All 100 members of the U.S. Senate signed a letter Thursday urging the United Nations to stop unfairly targeting Israel.
The senators noted that while the U.S. co-founded the UN “with the intention of saving future generations from war,” today many member states and agencies “are using the U.N.’s privileged platform to advance an anti-Israel agenda.”
“Although, as Republicans and Democrats, we disagree on many issues, we are united in our desire to see the United Nations improve its treatment of Israel and eliminate anti-Semitism in all its forms,” they stressed.
The lawmakers praised UN Secretary-General António Guterres for insisting that the UN Economic and Social Commission for Western Asia (ESCWA), a body comprised of 18 Arab states, rescind a controversial anti-Israel report it issued last month. They specifically proposed four areas for UN reform regarding Israel:
• Eliminating or reforming U.N. Committees “which far too often serve no other purpose than to attack Israel
• Stopping the United Nations Educational, Scientific and Cultural Organization (UNESCO) from approving resolutions that “target Israel and deny the Jewish and Christian connections to Jerusalem. Such resolutions “undermine the credibility of the organization.”
• Insist that United Nations Relief and Works Agency for Palestine Refugees in the Near East (UNRWA) stop “perpetuating anti-Israel bias and activities,” or face “significant consequences.”
• Reforming the U.N. Human Rights Council (UNHRC) which instead of “shining a light on gross human rights violations” is composed of “some of the world’s worst human rights violators,” and “devotes time to unwarranted attacks on Israel.” The letter quoted remarks made in March by U.S. Depute Assistant Secretary of State Erin Barclay, who told the council that its “obsession with Israel … is the largest threat to the Council’s credibility.”
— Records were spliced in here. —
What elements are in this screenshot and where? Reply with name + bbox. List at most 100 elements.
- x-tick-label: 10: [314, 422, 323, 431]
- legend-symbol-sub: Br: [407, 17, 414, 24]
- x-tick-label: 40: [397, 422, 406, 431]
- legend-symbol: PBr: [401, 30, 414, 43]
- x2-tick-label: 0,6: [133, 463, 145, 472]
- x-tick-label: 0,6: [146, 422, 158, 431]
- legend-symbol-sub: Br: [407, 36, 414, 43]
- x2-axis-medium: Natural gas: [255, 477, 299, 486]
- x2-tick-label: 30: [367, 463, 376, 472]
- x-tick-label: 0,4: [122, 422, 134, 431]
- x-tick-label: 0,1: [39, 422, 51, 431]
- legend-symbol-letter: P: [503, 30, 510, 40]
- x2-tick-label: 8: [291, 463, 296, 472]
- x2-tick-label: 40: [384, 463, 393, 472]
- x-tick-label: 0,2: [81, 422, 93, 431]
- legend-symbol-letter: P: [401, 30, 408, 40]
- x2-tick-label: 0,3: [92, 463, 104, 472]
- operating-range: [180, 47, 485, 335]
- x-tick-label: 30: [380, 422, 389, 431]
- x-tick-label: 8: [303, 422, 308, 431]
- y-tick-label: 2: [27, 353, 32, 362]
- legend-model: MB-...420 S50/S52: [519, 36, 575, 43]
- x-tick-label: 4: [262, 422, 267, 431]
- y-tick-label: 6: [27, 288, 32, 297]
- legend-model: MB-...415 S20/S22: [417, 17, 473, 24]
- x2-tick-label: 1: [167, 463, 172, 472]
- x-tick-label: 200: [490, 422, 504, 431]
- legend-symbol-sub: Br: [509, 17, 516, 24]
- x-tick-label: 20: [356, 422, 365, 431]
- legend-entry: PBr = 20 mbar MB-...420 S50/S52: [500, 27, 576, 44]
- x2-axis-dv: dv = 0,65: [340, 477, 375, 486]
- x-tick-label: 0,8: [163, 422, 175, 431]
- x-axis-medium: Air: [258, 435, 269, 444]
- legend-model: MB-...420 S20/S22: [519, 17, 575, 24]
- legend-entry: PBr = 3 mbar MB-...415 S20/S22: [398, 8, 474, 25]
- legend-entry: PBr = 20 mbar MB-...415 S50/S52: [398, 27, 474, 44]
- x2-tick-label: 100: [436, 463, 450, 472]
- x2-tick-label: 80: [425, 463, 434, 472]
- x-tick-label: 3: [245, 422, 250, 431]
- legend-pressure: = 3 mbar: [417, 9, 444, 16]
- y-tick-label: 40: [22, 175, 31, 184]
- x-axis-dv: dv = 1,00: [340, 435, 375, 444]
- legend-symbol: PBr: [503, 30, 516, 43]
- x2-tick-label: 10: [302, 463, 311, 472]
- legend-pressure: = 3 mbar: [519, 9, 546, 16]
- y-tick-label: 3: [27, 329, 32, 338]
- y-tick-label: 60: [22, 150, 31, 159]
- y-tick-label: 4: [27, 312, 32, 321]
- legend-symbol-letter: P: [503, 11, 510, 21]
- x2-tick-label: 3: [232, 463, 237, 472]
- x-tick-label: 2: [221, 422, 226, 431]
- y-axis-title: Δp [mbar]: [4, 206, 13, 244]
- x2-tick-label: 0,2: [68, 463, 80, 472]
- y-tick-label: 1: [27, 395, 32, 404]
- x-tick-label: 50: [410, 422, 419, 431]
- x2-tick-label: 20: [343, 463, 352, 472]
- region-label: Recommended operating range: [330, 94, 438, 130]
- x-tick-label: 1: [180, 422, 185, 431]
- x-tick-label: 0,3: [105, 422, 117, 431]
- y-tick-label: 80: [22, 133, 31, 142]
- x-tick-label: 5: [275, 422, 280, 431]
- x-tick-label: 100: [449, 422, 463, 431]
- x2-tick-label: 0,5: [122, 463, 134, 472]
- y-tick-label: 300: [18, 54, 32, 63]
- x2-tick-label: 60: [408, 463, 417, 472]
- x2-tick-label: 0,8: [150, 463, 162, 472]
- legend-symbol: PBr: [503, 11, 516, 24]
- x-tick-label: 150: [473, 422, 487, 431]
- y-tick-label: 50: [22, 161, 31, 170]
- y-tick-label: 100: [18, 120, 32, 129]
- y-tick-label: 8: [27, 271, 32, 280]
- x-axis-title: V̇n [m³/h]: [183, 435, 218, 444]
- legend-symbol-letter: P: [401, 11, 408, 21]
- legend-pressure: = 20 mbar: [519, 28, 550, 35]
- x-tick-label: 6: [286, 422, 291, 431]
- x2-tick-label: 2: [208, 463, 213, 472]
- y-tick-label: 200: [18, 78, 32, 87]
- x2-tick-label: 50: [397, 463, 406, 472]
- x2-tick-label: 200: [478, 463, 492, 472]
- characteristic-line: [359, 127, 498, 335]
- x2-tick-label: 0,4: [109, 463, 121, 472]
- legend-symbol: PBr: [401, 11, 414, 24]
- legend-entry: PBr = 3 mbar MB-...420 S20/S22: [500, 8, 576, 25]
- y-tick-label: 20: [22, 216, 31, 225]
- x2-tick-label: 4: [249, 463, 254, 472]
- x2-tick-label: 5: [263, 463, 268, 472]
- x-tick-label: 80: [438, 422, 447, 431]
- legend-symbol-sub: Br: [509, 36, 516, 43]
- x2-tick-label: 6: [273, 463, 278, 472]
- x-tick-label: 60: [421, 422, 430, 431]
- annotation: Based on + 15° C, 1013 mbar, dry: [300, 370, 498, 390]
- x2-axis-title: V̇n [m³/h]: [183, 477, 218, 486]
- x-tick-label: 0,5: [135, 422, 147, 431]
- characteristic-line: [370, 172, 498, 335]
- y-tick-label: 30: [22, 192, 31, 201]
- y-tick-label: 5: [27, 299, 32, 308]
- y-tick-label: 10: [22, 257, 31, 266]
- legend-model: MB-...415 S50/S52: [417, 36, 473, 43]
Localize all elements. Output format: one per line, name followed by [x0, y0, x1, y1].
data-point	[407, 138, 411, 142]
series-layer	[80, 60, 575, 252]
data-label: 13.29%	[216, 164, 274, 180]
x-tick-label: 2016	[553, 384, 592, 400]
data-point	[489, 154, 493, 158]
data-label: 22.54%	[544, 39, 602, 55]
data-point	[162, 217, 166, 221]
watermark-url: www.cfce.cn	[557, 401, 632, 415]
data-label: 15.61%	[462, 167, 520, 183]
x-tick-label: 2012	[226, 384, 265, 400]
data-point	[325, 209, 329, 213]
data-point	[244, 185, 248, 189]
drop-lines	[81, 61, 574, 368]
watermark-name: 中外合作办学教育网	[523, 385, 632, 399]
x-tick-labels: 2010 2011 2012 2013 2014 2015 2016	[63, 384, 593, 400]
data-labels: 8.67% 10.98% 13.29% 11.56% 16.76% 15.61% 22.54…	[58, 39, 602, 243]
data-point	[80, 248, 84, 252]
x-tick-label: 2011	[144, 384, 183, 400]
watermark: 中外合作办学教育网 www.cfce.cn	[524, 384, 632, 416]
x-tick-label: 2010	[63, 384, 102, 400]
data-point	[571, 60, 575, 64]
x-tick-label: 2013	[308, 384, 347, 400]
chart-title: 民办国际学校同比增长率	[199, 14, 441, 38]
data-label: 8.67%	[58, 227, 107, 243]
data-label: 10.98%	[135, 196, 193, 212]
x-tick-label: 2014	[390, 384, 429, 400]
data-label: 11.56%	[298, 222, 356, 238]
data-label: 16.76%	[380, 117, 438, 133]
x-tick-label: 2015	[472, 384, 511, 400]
Noting that the U.S. is both the UN’s “principal founding member and its largest contributor,” the senators urged Washington to “insist on reform.” The “continued targeting of Israel by the U.N. Human Rights Council and other U.N. entities is unacceptable,” they stressed.
“If you continue to build on your recent actions, we stand ready to work with you to eliminate the organization’s anti-Israel bias and to fight anti-Semitism in all its forms,” the lawmakers concluded.
Washington’s ambassador to the UN Nikki Haley said February that the U.S. “will not turn a blind eye” to the UN’s anti-Israel bias. When she took over the presidency of the UN Security Council earlier this month, Haley told Fox News that the body had been bashing Israel “every single month for ten years.”
In addition to disavowing the ECOWAS report, Guterres on Sunday pledged to be “on the front lines in the fight against anti-Semitism” and acknowledged that “the modern form of anti-Semitism is the denial of the existence of the State of Israel.”
In line with the Senate letter, Guterres said in January that Israel should be treated as any other nation by the UN General Assembly, which adopted 20 resolutions against the Jewish state in 2016 and only six on the rest of the world combined.
In December, then-Secretary-General Ban Ki-moon acknowledged his organization’s bias against Israel, saying, “Decades of political maneuvering have created a disproportionate number of resolutions, reports and committees against Israel.” Ban also criticized the UNHRC’s singular focus on Israel shortly after assuming his post in 2007, saying that he was “disappointed at the council’s decision to single out only one specific regional item, given the range and scope of allegations of human rights violations throughout the world.”
The Associated Press reported in June that Israel is the only country in the world that “has its record inspected at every single session of the United Nations Human Rights Council.” The AP added that one of the driving forces behind the UN’s focus on Israel is the influential Organization for Islamic Cooperation, which often spearheads the push for anti-Israel resolutions.